I have been asked several times about any potential or actual negative aspects of creating flipped classrooms. There are several which could be deadly to your course if they are not accounted for. In this posting I will try to hit on a couple of the negatives of flipping your classroom. Keep in mind these can be overcome with careful planning.
The flipped classroom is a model that if it is not treated correctly could cause some significant problems. Although simple in design, an effective flipped classroom requires careful preparation. Recording lectures requires effort and time with careful consideration to the overall learning outcomes for the course. It is extremely important that your use of video is “on point”. The out-of-class and in-class elements must be carefully integrated for students to understand the concepts and be motivated to prepare for class. Students must be motivated to complete the out-of-class portions on their own and be prepared to integrate what they have learned with the in-class activities. As a result, introducing a flipped classroom can mean more up-front work and may require new skills for the instructor. Careful planning and rolling out course changes might help the instructor and the students orient to this new format.
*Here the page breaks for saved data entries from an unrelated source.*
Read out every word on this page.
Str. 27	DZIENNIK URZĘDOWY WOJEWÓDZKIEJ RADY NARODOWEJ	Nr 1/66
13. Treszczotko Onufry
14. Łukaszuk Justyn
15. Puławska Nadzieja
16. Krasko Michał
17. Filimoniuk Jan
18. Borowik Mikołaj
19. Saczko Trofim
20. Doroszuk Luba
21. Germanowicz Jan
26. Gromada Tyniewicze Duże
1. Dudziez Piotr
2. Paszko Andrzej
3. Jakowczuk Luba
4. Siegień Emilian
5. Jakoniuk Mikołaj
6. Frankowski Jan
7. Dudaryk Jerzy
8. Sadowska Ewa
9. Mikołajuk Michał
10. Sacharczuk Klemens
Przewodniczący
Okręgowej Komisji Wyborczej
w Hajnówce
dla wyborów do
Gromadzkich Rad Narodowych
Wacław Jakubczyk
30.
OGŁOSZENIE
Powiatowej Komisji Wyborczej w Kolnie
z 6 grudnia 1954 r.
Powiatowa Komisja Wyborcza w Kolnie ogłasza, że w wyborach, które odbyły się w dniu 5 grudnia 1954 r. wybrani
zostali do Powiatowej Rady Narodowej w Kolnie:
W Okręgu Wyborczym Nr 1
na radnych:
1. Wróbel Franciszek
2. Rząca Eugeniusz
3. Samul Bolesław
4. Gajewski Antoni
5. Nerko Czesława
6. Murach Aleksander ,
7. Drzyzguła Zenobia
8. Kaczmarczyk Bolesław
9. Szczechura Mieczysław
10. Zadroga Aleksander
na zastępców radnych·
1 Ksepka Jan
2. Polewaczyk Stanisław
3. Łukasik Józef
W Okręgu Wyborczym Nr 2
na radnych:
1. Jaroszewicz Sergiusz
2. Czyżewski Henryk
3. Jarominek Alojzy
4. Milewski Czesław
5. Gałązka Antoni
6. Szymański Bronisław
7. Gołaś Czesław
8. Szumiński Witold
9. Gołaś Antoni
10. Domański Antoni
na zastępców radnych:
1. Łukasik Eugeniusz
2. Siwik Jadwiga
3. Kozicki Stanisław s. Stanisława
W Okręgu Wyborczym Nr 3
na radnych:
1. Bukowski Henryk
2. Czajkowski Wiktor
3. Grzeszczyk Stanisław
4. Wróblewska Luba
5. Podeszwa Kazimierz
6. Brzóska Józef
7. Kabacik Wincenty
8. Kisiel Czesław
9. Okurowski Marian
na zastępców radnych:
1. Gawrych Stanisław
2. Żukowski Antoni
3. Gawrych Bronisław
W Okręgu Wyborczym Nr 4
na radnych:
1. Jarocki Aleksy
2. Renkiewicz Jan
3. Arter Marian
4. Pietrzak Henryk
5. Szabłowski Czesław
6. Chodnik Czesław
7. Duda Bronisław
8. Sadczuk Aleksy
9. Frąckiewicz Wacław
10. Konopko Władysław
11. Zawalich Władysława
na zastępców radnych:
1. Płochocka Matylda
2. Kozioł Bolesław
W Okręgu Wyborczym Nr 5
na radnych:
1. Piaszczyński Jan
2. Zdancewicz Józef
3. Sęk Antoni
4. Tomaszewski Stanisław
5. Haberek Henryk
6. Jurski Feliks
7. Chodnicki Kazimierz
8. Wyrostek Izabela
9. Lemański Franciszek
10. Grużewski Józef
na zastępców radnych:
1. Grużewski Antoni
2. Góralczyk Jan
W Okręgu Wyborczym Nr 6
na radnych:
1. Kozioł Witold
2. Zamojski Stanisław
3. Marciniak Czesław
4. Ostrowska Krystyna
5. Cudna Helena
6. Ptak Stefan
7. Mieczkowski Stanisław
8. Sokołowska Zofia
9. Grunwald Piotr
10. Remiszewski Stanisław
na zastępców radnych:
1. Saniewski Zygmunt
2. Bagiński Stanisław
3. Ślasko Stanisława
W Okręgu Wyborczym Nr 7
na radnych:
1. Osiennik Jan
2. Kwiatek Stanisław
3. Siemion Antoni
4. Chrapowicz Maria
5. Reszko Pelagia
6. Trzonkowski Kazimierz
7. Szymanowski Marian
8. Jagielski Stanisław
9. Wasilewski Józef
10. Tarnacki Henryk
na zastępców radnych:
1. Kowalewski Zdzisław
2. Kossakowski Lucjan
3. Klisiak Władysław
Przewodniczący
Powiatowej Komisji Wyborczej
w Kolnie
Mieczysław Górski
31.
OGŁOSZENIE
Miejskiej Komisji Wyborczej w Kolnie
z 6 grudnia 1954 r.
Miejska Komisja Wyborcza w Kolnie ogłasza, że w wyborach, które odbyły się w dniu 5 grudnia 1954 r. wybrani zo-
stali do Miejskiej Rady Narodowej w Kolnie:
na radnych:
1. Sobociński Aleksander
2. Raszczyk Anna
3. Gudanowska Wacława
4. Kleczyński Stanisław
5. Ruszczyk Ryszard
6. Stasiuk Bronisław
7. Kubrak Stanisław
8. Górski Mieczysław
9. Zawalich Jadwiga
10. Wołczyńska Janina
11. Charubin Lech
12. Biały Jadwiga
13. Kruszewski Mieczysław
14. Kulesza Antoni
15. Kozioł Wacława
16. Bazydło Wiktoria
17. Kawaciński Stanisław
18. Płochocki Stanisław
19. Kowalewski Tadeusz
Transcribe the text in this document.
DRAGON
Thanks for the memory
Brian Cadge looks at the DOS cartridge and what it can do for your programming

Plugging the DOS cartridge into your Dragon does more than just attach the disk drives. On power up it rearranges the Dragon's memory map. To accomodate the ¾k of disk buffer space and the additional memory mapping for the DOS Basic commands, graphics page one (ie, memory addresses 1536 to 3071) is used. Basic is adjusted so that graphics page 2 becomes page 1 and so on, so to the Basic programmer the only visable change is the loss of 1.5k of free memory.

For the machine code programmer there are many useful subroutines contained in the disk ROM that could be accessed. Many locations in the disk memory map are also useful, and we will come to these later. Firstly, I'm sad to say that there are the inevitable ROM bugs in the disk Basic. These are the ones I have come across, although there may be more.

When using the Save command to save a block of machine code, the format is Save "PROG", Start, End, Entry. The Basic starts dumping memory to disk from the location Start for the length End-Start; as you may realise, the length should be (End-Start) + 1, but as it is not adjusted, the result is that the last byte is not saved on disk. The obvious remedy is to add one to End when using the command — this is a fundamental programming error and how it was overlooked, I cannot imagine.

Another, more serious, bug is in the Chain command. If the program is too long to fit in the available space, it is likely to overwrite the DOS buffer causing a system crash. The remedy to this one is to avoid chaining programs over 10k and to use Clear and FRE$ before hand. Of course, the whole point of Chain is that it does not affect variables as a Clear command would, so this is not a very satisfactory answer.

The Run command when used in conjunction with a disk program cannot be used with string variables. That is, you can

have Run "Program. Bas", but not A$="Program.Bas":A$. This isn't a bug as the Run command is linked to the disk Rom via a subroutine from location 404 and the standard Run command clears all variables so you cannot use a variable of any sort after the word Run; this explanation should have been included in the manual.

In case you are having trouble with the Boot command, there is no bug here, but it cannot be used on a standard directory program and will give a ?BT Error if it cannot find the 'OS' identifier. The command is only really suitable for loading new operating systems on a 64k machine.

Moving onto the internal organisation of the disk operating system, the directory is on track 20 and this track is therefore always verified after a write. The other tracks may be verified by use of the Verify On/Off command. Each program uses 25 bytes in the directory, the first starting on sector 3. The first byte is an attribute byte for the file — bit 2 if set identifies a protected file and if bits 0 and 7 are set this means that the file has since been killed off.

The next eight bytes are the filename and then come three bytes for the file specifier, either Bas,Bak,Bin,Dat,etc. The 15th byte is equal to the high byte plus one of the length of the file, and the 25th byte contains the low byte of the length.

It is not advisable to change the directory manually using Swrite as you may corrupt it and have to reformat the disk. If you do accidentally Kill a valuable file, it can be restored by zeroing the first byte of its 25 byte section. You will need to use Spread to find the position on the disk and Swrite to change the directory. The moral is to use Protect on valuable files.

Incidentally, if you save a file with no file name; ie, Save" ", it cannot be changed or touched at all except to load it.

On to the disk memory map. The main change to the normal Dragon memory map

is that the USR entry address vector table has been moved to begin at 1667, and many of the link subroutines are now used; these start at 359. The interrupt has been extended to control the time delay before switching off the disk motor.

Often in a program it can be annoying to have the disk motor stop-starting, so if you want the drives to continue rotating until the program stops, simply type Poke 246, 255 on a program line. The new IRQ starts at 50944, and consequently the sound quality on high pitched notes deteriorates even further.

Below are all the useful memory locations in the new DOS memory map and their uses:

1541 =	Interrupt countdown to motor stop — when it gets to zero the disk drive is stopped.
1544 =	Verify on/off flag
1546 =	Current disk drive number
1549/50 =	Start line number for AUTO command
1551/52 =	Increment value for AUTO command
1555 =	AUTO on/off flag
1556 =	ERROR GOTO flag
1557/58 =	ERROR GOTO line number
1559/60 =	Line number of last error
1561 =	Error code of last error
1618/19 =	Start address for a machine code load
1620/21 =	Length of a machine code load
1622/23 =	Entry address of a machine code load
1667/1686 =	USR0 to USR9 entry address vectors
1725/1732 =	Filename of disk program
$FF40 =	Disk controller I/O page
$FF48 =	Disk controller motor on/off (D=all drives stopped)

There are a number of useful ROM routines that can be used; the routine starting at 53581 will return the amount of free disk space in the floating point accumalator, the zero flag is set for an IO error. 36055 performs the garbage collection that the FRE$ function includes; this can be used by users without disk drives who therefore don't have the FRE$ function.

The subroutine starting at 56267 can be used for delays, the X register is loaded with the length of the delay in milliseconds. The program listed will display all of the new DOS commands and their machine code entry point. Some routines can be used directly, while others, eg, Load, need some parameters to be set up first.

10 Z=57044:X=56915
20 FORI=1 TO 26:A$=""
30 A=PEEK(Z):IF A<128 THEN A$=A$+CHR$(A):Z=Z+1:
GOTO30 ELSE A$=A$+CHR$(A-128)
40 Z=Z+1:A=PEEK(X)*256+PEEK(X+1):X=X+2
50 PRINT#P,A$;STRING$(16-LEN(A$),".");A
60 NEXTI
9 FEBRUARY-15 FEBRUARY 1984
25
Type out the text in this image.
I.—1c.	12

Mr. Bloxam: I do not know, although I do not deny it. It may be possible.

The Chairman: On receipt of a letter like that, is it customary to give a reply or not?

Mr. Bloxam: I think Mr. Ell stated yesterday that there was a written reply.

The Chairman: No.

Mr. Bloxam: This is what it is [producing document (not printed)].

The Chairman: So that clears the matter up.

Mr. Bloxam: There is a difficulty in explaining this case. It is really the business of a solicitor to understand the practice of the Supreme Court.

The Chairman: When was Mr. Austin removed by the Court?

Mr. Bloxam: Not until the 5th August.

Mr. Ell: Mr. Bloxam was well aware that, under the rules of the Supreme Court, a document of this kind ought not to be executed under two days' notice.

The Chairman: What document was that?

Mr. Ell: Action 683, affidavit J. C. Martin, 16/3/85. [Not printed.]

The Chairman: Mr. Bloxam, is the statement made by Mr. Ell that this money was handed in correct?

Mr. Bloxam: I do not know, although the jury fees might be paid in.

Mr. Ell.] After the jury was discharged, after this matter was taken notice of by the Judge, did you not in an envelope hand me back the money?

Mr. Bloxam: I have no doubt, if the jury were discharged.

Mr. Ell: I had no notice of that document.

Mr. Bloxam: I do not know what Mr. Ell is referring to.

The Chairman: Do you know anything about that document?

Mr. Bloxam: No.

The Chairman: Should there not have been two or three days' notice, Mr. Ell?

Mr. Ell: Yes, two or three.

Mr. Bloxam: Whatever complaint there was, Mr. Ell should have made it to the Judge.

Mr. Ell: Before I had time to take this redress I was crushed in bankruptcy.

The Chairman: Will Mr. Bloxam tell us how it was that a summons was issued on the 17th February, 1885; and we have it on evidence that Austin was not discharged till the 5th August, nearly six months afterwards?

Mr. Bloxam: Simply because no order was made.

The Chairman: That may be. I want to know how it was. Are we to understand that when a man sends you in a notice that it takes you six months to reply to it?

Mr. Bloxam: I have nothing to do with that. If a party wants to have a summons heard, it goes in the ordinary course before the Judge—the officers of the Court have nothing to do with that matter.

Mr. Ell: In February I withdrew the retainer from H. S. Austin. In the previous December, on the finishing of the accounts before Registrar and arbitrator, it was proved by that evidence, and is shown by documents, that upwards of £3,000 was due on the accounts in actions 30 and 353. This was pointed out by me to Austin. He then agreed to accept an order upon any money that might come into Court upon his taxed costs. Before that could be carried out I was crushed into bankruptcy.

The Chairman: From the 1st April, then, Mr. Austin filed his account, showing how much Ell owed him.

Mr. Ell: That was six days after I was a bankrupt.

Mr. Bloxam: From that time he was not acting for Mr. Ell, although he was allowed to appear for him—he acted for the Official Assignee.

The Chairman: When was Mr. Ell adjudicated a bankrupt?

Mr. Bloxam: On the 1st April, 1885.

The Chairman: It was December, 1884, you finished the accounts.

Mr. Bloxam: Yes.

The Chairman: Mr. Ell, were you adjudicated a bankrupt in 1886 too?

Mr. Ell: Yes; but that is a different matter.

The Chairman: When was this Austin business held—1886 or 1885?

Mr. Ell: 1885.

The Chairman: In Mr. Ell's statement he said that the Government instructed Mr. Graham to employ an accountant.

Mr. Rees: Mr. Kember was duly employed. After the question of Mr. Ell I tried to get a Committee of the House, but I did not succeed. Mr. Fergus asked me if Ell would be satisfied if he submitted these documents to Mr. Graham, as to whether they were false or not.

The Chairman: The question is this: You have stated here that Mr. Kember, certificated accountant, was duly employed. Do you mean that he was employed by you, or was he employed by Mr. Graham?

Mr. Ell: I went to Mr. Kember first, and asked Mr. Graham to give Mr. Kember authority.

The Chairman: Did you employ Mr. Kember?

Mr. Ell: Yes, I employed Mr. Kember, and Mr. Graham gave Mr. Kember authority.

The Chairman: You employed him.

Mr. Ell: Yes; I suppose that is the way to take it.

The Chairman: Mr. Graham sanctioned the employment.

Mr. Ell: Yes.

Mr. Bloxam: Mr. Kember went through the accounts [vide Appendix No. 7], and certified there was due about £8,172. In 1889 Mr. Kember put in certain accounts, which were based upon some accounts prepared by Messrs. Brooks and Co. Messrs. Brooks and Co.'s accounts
On the student side some students, may miss the loss of face-to-face lectures, particularly if they have had many traditional courses and lack the experience with more student centered classroom. Students with this experience may not appreciate the value of a more hands-on student centered approach of the flipped model. Students at at first may not appreciate a class that focuses on activities and might miss the real value of the flipped classroom. Even where students embrace the flipped model, their technology and internet access might not always support reliable delivery of the course video which is critical to making the model work.